Amazing Grace And Chuck

Year releasted: 1987

by Keith Phipps
August 15th, 2001

With the bombing of Hiroshima, humanity awoke to the possibility that its own technological progress might destroy it. If the brightest minds on the planet could produce such a terrible weapon of destruction, what kind of mind would it take to remove the threat? A religious leader? A politician of tremendous foresight? Or could it be, as Amazing Grace And Chuck suggests, an iron-willed Little Leaguer and a Boston Celtic? When 12-year-old Joshua Zuehlke, the son of fighter pilot William L. Petersen, takes a tour of a missile silo, he begins to take a negative view of nuclear annihilation.

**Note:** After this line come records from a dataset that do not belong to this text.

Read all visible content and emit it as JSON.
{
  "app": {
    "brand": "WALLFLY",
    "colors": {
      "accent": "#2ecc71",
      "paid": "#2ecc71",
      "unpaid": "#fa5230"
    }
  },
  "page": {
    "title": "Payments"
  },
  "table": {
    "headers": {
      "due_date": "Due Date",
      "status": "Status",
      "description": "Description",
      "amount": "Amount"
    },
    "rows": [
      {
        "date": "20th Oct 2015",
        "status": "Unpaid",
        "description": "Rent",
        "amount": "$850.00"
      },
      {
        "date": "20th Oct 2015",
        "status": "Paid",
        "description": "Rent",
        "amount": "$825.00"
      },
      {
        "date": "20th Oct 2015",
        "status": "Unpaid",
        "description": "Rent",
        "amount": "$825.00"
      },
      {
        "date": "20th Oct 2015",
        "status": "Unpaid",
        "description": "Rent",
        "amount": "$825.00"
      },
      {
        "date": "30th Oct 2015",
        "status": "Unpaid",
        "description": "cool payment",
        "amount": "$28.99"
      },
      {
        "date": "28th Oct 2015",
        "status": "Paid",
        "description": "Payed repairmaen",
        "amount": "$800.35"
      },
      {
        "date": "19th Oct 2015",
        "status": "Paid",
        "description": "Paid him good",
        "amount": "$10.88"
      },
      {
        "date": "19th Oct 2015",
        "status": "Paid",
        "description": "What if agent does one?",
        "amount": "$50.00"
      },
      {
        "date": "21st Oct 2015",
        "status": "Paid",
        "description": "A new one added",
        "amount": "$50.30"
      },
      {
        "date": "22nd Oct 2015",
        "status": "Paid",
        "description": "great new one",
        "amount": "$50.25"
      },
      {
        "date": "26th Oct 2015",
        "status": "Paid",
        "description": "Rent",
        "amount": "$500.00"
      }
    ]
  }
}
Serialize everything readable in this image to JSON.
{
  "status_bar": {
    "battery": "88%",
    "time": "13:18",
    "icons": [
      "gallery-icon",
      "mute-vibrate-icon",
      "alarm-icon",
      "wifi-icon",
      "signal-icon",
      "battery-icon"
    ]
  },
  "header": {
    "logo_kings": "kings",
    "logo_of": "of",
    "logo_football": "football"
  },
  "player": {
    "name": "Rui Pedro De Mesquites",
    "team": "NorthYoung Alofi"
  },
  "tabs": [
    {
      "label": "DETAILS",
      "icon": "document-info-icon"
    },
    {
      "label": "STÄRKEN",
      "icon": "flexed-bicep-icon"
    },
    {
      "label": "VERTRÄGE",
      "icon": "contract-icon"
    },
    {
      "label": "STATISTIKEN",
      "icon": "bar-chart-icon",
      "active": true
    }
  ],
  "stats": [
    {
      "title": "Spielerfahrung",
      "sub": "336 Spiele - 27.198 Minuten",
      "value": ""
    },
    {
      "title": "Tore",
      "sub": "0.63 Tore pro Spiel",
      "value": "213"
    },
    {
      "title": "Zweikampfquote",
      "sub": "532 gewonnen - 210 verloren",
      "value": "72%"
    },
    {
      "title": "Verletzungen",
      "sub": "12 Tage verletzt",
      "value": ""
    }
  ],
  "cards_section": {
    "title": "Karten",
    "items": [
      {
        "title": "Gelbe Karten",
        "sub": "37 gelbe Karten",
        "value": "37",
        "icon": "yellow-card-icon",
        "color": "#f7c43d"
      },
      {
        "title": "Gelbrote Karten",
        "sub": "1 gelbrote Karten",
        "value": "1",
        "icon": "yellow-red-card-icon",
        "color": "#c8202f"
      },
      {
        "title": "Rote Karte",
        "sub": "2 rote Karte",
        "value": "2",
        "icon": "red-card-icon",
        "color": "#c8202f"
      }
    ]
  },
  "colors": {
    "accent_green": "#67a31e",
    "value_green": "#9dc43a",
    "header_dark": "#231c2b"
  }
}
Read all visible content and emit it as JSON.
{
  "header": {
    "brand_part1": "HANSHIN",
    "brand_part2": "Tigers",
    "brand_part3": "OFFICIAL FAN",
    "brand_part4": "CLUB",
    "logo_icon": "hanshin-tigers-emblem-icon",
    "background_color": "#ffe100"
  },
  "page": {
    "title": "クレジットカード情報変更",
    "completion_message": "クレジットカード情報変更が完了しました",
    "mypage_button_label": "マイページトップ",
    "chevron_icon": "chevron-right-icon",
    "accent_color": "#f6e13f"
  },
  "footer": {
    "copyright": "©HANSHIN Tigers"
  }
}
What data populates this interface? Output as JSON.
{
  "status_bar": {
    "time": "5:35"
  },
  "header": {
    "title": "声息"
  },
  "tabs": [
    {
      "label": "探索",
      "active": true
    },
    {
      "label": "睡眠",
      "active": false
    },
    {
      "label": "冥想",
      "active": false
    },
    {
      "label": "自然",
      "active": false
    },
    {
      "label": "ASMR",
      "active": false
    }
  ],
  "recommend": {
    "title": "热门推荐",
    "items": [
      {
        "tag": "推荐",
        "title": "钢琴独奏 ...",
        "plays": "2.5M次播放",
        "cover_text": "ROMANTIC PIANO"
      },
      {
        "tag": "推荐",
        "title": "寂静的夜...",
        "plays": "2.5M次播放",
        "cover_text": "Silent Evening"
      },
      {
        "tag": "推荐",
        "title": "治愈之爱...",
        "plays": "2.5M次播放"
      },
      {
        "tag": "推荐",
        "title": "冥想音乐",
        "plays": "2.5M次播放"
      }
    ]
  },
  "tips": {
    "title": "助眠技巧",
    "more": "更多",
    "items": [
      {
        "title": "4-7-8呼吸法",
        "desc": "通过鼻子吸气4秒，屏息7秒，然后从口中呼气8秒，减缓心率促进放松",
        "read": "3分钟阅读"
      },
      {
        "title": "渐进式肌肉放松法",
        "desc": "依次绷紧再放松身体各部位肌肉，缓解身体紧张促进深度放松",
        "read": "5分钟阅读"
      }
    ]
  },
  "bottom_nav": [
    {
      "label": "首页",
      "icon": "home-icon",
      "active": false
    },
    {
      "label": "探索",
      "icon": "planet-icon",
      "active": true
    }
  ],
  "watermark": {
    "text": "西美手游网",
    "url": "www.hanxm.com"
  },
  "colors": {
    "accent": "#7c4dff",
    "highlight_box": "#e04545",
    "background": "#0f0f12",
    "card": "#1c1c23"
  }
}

He decides to take matters into his own hands the only way he knows how: by refusing to pitch for the Little League team that depends on his awesome athletic prowess. A wire service picks up Zuehlke's story, which attracts the attention of star basketball player Amazing Grace Smith (Alex English), who decides to resign from his team in sympathy, much to the initial consternation of manager Jamie Lee Curtis. Leaving Boston, English sets up house in Zuehlke's barn, and the two begin chumming it up across the countryside as a nation looks on in bewilderment. But, before long, their idea gets paid forward through the ranks of professional athletics, devastating professional sports and flustering a shadowy businessman and President Gregory Peck, both of whom feel that the growing movement threatens their interests. "They want me to tell you that you're jeopardizing your country by not playing Little League baseball," Peck says of his advisors in a private meeting with Zuehlke. Bringing the concept of brinkmanship to his own brand of amateur-athletics-based passive resistance, Zuehlke refuses to give in to the bushy-browed commander-in-chief, but the ante is upped when other powers-that-be inveigle English onto a doomed jet. Launching an international silent protest, Zuehlke soon has children all across the globe refusing to speak. Moved, or perhaps creeped out, by the Village Of The Damned-esque scenario, Peck meets with the Soviet premier, who joins him in wholesale disarmament. With that matter taken care of, Zuehlke resumes his Little League career.